Grounding as a coping skill has been around for some time. The purpose of grounding is to divert focus from something distressing to something more pleasant.
By shifting focus to something in the environment, we can better control what we experience. To do so, we concentrate on using the information our five senses provide.
For example, if I were anxious over something, and could not stop thinking about it, I would look around and focus on something I see, to begin distracting myself from my anxiety.
After performing a grounding exercise, you will be able to shift your focus away from your anxiety by becoming more aware of what is around you.
Grounding is a series of exercises designed to use all your senses. For each sense, you note what your senses are telling you. To begin, we will focus on sight.
5 4 3 2 1 Grounding Exercise
Before you begin the 54321 grounding exercise, you need to take deep, slow, and long breaths as your first priority. This will achieve a calm state of mind before proceeding to the following steps:
Acknowledge five things that you can see around you.
Options can range from a pen or stapler at your office, to a bird or tree while you’re out at the local park.
If you’re at home, you can look at a family photo on the wall or a glass of water on the kitchen counter. You can pick between big and small items to keep your options open.
Acknowledge four things that you can touch around you. You can start with your hair, hands, elbows, and other parts of your body if you’re short on time.

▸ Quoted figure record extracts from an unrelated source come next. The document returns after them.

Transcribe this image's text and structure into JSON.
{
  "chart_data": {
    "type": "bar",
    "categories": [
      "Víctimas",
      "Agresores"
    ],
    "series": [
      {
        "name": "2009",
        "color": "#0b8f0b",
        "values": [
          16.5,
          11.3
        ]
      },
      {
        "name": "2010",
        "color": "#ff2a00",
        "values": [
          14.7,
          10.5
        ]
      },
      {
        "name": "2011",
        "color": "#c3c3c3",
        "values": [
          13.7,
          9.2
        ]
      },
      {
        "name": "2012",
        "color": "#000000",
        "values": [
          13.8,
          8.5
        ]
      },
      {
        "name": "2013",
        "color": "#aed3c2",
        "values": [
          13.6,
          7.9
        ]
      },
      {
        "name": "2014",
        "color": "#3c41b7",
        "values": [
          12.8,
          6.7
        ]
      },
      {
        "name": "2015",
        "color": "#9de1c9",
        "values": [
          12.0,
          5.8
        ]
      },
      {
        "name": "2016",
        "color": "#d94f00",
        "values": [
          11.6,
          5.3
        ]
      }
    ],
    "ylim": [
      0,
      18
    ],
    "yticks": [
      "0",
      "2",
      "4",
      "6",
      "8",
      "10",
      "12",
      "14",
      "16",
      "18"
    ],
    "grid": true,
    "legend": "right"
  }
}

The ground beneath your feet, whether it’s the floor of your bedroom or the office at work, also helps. Pillows, desks, phones, and keyboards can fit this step.
Acknowledge three things you can hear around you. Instead of listening to your own thoughts or sounds from your body like your stomach growling, focus on external noises.
Examples include someone driving a car nearby, a clock ticking, or a dog barking. If you’re at work, you can listen to typing and the steps of people walking by your desk.
Acknowledge two things around you that you can smell.
This step may be a challenge compared to the others, so it’s best to go to a place with more sources of scent if you don’t smell anything wherever you are at the moment.
The outdoors has plenty of options for smells, and the soap in bathrooms also helps. Your furniture can provide pleasant smells for this step when you’re home.
Acknowledge one thing around you that you can taste. It doesn’t necessarily have to be food, as toothpaste and minty floss you use in the morning or at night are easy sources.
You can also go with the oatmeal you have for breakfast, the sandwich and crisps you have for lunch, or the pasta you have for dinner.
Coffee, tea, and other drinks you have to get through the day also work.
End this exercise with a long, deep breath.
5 4 3 2 1 Grounding Exercise – Final thought
With these steps, you will be able to get the most out of the moment.
Focusing on your senses will help you be more mindful, which will then help you accomplish your tasks and experience success.
As a result, you can defeat your anxiety and feel in control of your life. Put this technique into practice to so that you can improve your health and make those big days fun!